By Kadeem Simmonds and Paul Donovan in Britain:
WEST HAM FANS CRY FOUL OVER QATAR ABUSES
Monday 22nd August 2016
Protesters descend on new stadium to highlight horror
WEST HAM’S first Premier League match at their newly acquired London Olympic Stadium was used yesterday by a trade union and football supporter-backed campaign to highlight the ongoing horror of Qatar’s World Cup preparation.
Thousands of migrant workers have been exploited building the infrastructure for the 2022 tournament in conditions that were likened to those in “tenement slums in Victorian London” by general union GMB last year.
Yesterday’s day of action marks the start of many by Playfair Qatar, the TUC’s campaign with the Football Supporters’ Federation to raise awareness of the exploitation and abuse of rights faced by workers in the Gulf state.
Campaign co-ordinator and TUC policy officer Stephen Russell told the Star: “This stadium was at the heart of the safest Olympics ever — no-one lost their lives.
“If these standards can be applied for the Olympics they can also happen for the World Cup.
“As a mega-sporting event it stands in stark contrast to the situation in Qatar where hundreds, if not thousands, of people are at risk building both the infrastructure and stadia.”
It has been well documented that some 1,200 migrant workers have lost their lives while preparing for the Qatar World Cup.
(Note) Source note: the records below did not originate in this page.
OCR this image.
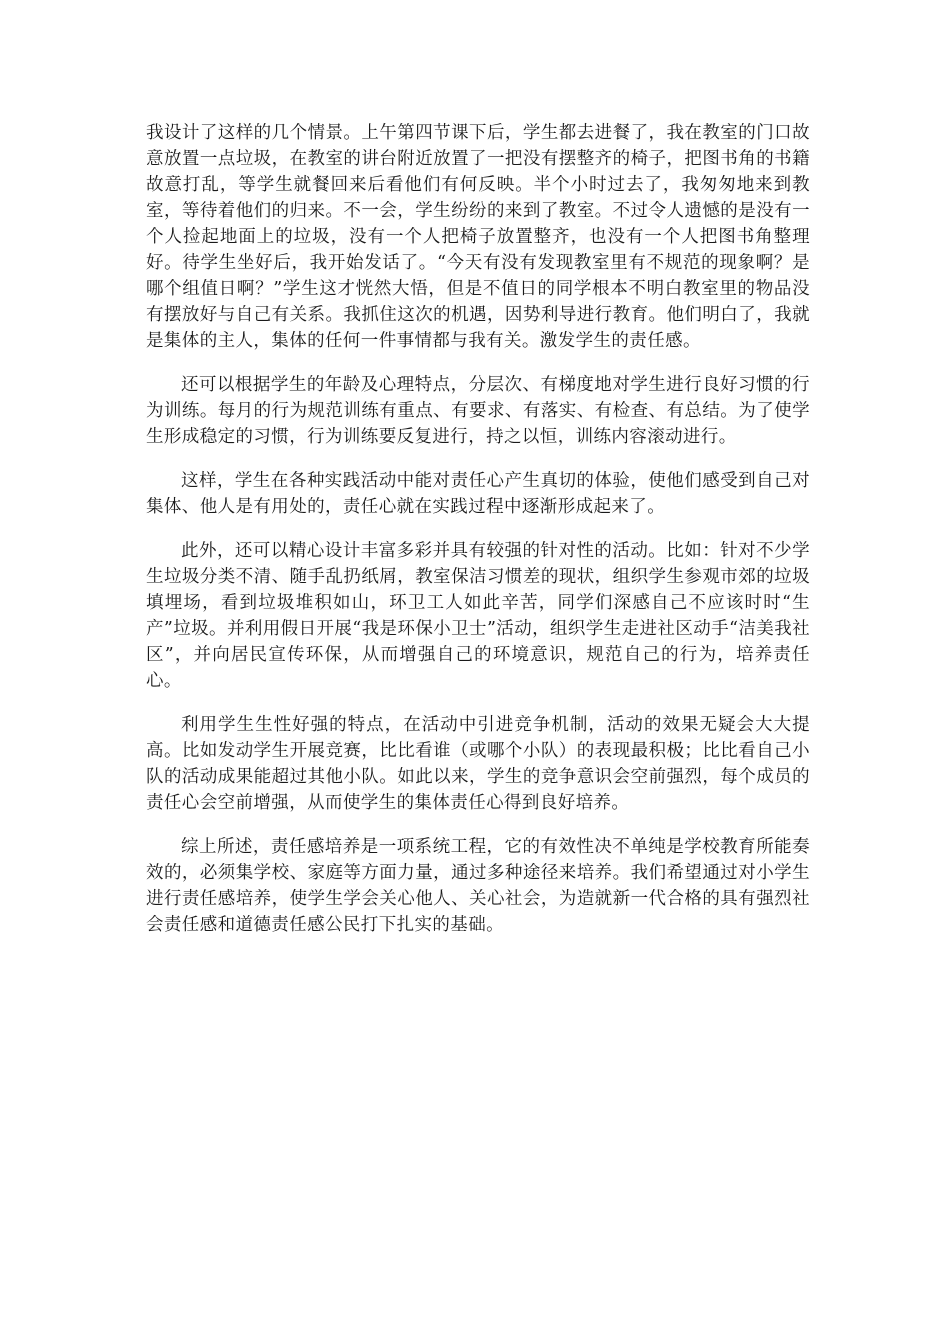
我设计了这样的几个情景。上午第四节课下后，学生都去进餐了，我在教室的门口故意放置一点垃圾，在教室的讲台附近放置了一把没有摆整齐的椅子，把图书角的书籍故意打乱，等学生就餐回来后看他们有何反映。半个小时过去了，我匆匆地来到教室，等待着他们的归来。不一会，学生纷纷的来到了教室。不过令人遗憾的是没有一个人捡起地面上的垃圾，没有一个人把椅子放置整齐，也没有一个人把图书角整理好。待学生坐好后，我开始发话了。“今天有没有发现教室里有不规范的现象啊？是哪个组值日啊？”学生这才恍然大悟，但是不值日的同学根本不明白教室里的物品没有摆放好与自己有关系。我抓住这次的机遇，因势利导进行教育。他们明白了，我就是集体的主人，集体的任何一件事情都与我有关。激发学生的责任感。

还可以根据学生的年龄及心理特点，分层次、有梯度地对学生进行良好习惯的行为训练。每月的行为规范训练有重点、有要求、有落实、有检查、有总结。为了使学生形成稳定的习惯，行为训练要反复进行，持之以恒，训练内容滚动进行。

这样，学生在各种实践活动中能对责任心产生真切的体验，使他们感受到自己对集体、他人是有用处的，责任心就在实践过程中逐渐形成起来了。

此外，还可以精心设计丰富多彩并具有较强的针对性的活动。比如：针对不少学生垃圾分类不清、随手乱扔纸屑，教室保洁习惯差的现状，组织学生参观市郊的垃圾填埋场，看到垃圾堆积如山，环卫工人如此辛苦，同学们深感自己不应该时时“生产”垃圾。并利用假日开展“我是环保小卫士”活动，组织学生走进社区动手“洁美我社区”，并向居民宣传环保，从而增强自己的环境意识，规范自己的行为，培养责任心。

利用学生生性好强的特点，在活动中引进竞争机制，活动的效果无疑会大大提高。比如发动学生开展竞赛，比比看谁（或哪个小队）的表现最积极；比比看自己小队的活动成果能超过其他小队。如此以来，学生的竞争意识会空前强烈，每个成员的责任心会空前增强，从而使学生的集体责任心得到良好培养。

综上所述，责任感培养是一项系统工程，它的有效性决不单纯是学校教育所能奏效的，必须集学校、家庭等方面力量，通过多种途径来培养。我们希望通过对小学生进行责任感培养，使学生学会关心他人、关心社会，为造就新一代合格的具有强烈社会责任感和道德责任感公民打下扎实的基础。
However the Qatar Ministry of Health has estimated that there could be 7,000 deaths before a ball is kicked.
Treasurer of Southern and Eastern TUC Colin Bull questioned why Qatar has failed to match the good health and safety record of the Olympic stadium in London.
“There are two or three deaths a day in Qatar,” he told the Star. “I don’t see why they cannot adopt the same standards we have in this country.”
“Whatever faults West Ham might have, there is a unionised workforce here and health and safety is a priority,” he said.
Mr Russell highlighted that Fifa has the power to put pressure on the Qatari government to ensure that proper health and safety and work conditions are applied, though football’s world governing body has continually ignored calls from the ITUC, GMB and Amnesty International to strip Qatar of the tournament.
“It is making no effort to reform,” Mr Russell added. “Qatar continues with the Kafala system which binds people in jobs for five years, unable to quit and go to another employer or even just to leave and go back to their families.
“I am not sure what Fifa stand to gain from refusing to act. If Fifa doesn’t take action in Qatar, as the only remaining agency able to compel the Qataris — who clearly have no interest in reforming themselves — then they will have blood on their hands.”